Il faut savoir que les besoins quotidiens de l’Iran sont au moins de 80 millions de litres d’essence. Le régime prétend qu’il produit 44 millions de litres, il lui faut donc importer au moins 36 millions de litres quotidiennement. Ce volume correspond à 220,000 barils par jour. Le fait est que les principaux fournisseurs de ces 220,000 barils sont plusieurs compagnies Britanniques délocalisées qui ont récemment été épinglées par le Congrès américain et non ces compagnies chinoises.

Par cet article, la Grande-Bretagne qui s’est déjà ouvertement opposée à plus de sanctions contre l’Iran cherche à plaider cette cause sans se mettre d’avantage en avant pour se retrouver en contradiction avec son alliance avec les Etats-Unis.

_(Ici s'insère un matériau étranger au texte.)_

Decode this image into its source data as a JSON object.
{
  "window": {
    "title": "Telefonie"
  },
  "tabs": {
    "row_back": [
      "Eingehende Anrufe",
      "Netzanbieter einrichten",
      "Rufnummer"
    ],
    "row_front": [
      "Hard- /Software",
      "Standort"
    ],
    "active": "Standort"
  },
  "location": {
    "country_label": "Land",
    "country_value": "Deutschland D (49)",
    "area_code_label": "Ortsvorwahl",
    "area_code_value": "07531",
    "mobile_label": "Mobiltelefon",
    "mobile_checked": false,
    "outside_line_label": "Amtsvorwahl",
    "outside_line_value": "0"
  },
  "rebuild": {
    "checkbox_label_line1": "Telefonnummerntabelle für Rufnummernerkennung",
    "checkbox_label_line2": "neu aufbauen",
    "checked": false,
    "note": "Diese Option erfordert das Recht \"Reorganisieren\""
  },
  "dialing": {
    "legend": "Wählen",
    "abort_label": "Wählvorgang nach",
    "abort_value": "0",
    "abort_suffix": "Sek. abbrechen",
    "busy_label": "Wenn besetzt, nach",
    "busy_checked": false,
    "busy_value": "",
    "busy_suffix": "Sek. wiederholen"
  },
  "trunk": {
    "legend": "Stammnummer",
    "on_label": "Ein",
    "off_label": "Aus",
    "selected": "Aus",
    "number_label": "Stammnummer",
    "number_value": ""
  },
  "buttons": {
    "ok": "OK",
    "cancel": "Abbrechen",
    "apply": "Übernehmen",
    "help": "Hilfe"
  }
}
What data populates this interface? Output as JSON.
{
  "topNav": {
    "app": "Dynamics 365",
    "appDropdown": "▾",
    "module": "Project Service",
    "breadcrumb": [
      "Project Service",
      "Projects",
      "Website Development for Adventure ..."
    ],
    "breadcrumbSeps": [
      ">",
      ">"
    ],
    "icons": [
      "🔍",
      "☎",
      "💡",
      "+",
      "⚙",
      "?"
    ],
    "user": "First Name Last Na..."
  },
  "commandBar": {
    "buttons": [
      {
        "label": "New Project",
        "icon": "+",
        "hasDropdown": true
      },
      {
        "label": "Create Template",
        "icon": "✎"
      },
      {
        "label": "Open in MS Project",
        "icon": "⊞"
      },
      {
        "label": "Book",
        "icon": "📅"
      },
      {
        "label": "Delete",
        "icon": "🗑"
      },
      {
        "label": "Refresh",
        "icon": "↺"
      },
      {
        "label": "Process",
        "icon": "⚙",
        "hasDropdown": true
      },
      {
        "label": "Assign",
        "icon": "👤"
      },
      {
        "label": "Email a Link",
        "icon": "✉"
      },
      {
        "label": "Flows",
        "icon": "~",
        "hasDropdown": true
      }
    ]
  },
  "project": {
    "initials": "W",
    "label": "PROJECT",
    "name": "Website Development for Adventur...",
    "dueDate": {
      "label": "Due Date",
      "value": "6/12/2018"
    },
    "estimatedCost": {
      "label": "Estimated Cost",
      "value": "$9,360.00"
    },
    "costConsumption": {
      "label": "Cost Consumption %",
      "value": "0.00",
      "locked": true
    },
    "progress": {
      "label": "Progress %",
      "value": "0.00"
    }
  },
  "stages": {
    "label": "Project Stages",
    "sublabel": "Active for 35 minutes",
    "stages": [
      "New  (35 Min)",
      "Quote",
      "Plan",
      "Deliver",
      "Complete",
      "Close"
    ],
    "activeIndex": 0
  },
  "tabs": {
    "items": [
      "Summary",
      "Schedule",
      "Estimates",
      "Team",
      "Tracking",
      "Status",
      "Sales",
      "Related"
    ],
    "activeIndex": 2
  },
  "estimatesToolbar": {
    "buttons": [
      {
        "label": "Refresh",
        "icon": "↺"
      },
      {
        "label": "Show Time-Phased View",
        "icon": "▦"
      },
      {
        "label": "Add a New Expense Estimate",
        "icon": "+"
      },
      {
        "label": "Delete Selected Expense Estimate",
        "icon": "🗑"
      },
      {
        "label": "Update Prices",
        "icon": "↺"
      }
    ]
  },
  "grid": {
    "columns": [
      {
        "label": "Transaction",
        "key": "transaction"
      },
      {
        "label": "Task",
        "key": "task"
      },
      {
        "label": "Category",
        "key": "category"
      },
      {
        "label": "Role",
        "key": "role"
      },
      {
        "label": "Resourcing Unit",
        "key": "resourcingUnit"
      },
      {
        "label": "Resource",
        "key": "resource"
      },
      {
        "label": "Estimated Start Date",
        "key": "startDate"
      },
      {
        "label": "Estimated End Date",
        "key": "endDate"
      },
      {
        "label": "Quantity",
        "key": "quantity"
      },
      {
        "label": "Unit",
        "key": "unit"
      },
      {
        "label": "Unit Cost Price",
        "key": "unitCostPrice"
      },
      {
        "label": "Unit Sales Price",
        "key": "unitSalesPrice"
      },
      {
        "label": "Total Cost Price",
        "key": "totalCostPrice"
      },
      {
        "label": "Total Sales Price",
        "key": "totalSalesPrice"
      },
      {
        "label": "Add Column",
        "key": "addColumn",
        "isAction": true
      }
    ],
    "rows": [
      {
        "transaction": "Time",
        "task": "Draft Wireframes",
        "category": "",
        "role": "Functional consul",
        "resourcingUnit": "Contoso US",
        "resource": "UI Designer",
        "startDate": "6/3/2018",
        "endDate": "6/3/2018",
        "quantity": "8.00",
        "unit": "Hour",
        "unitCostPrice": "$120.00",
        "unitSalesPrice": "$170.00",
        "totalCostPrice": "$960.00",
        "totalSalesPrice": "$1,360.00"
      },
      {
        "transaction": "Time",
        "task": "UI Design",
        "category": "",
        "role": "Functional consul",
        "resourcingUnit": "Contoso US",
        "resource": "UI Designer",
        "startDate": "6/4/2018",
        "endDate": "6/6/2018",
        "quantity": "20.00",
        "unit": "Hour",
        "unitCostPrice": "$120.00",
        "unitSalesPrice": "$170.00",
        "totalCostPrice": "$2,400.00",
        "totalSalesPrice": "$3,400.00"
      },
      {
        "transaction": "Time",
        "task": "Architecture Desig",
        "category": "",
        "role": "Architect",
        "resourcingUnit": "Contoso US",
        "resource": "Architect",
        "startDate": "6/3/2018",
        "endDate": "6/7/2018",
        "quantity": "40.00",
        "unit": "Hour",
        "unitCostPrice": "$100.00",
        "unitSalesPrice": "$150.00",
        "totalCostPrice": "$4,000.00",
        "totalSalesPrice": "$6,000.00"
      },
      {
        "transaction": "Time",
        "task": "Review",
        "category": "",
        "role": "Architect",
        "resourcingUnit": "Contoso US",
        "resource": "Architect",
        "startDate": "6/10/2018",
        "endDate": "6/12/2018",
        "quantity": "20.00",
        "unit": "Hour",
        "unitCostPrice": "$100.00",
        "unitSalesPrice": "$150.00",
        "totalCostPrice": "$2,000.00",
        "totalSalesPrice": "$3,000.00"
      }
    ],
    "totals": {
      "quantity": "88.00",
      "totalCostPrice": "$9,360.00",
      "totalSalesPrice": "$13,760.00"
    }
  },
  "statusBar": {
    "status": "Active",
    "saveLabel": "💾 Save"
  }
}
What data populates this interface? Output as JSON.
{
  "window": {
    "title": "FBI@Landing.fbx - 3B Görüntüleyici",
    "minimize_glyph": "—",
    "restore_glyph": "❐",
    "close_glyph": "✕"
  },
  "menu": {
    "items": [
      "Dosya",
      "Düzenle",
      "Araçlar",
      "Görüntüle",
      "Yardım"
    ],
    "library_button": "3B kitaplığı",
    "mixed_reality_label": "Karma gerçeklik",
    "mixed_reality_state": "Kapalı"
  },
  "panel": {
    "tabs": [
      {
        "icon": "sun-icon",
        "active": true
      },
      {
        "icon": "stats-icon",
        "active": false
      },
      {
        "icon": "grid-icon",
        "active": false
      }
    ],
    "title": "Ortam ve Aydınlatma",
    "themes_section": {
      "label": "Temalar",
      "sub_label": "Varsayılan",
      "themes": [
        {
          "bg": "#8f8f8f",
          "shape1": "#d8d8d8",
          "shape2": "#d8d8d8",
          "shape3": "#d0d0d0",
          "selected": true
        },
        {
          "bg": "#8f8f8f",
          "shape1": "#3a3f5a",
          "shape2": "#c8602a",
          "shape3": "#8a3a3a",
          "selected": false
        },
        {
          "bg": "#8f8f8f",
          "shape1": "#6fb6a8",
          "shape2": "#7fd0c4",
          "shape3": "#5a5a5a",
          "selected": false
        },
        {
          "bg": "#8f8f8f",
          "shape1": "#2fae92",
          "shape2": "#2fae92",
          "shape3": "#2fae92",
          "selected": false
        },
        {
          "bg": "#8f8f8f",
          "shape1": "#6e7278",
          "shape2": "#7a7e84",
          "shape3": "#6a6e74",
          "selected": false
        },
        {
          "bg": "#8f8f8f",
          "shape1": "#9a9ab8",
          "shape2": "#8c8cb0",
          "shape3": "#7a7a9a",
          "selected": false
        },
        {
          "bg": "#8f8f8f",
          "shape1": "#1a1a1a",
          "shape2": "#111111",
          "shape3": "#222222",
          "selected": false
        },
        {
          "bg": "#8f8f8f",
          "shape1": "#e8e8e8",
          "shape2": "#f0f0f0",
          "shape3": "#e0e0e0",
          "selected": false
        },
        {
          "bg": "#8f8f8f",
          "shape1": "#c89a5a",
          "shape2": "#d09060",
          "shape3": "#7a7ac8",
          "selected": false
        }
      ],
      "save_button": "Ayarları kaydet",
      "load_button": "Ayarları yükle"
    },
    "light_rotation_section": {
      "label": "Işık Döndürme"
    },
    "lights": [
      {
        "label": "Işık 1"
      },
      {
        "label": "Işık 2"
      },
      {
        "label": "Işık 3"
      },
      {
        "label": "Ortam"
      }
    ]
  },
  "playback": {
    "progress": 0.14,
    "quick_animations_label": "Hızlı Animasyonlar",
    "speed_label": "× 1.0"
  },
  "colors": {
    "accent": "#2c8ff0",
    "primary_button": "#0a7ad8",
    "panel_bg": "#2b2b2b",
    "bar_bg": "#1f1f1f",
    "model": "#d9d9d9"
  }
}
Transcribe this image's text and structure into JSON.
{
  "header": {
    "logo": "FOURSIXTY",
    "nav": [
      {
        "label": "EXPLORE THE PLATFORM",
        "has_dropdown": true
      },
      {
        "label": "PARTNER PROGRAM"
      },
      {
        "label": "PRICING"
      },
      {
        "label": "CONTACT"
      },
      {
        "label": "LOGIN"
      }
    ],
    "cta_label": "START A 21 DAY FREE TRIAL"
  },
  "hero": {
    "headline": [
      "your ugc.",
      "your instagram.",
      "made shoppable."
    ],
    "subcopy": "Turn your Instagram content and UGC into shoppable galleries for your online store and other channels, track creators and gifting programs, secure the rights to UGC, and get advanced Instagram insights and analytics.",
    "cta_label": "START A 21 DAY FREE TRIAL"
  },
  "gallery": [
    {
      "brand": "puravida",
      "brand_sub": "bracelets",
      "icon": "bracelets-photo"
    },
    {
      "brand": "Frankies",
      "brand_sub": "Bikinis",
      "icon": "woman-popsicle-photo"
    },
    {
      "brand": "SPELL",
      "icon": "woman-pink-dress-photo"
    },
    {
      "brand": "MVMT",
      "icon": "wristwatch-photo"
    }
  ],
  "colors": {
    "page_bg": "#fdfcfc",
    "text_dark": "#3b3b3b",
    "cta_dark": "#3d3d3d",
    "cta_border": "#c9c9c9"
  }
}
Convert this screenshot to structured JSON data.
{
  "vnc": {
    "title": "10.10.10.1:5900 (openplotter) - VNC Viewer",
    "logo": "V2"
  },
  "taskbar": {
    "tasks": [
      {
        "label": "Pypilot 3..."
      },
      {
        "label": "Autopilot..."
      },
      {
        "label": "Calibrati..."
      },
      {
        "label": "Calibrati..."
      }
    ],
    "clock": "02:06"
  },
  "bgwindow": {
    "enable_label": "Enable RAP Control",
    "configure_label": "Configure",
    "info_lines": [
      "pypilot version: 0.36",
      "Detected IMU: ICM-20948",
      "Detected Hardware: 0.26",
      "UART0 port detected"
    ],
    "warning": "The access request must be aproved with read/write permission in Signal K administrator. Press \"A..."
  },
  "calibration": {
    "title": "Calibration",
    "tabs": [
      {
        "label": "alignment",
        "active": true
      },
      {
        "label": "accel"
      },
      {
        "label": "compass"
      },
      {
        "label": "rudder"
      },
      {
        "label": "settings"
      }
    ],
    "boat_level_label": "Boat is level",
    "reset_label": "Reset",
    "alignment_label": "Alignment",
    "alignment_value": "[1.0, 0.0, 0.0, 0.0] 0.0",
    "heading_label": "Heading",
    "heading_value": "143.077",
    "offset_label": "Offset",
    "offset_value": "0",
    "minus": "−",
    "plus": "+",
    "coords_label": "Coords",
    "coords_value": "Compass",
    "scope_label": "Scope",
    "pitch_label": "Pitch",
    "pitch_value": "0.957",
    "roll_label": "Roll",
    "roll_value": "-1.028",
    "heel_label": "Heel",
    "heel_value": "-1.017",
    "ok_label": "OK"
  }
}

Beaucoup de personnes ignorent que ces deux Etats alliés au sein de l’OTAN sont aussi des adversaires dans le domaine des hydrocarbures. Ils ont été en compétition en Arabie Saoudite : les Britanniques ont explosé l’empire Ottoman pour s’approprier les terres pétrolières, mais ils ont été trahis par l’incroyable Harry St. John Philby, agent britannique qui a conseillé à Ibn Saoud, le premier roi saoudien, de choisir les Américains de Standard Oil comme partenaires pétroliers. Ceci a permis à Washington de prendre pied dans le Golfe Persique.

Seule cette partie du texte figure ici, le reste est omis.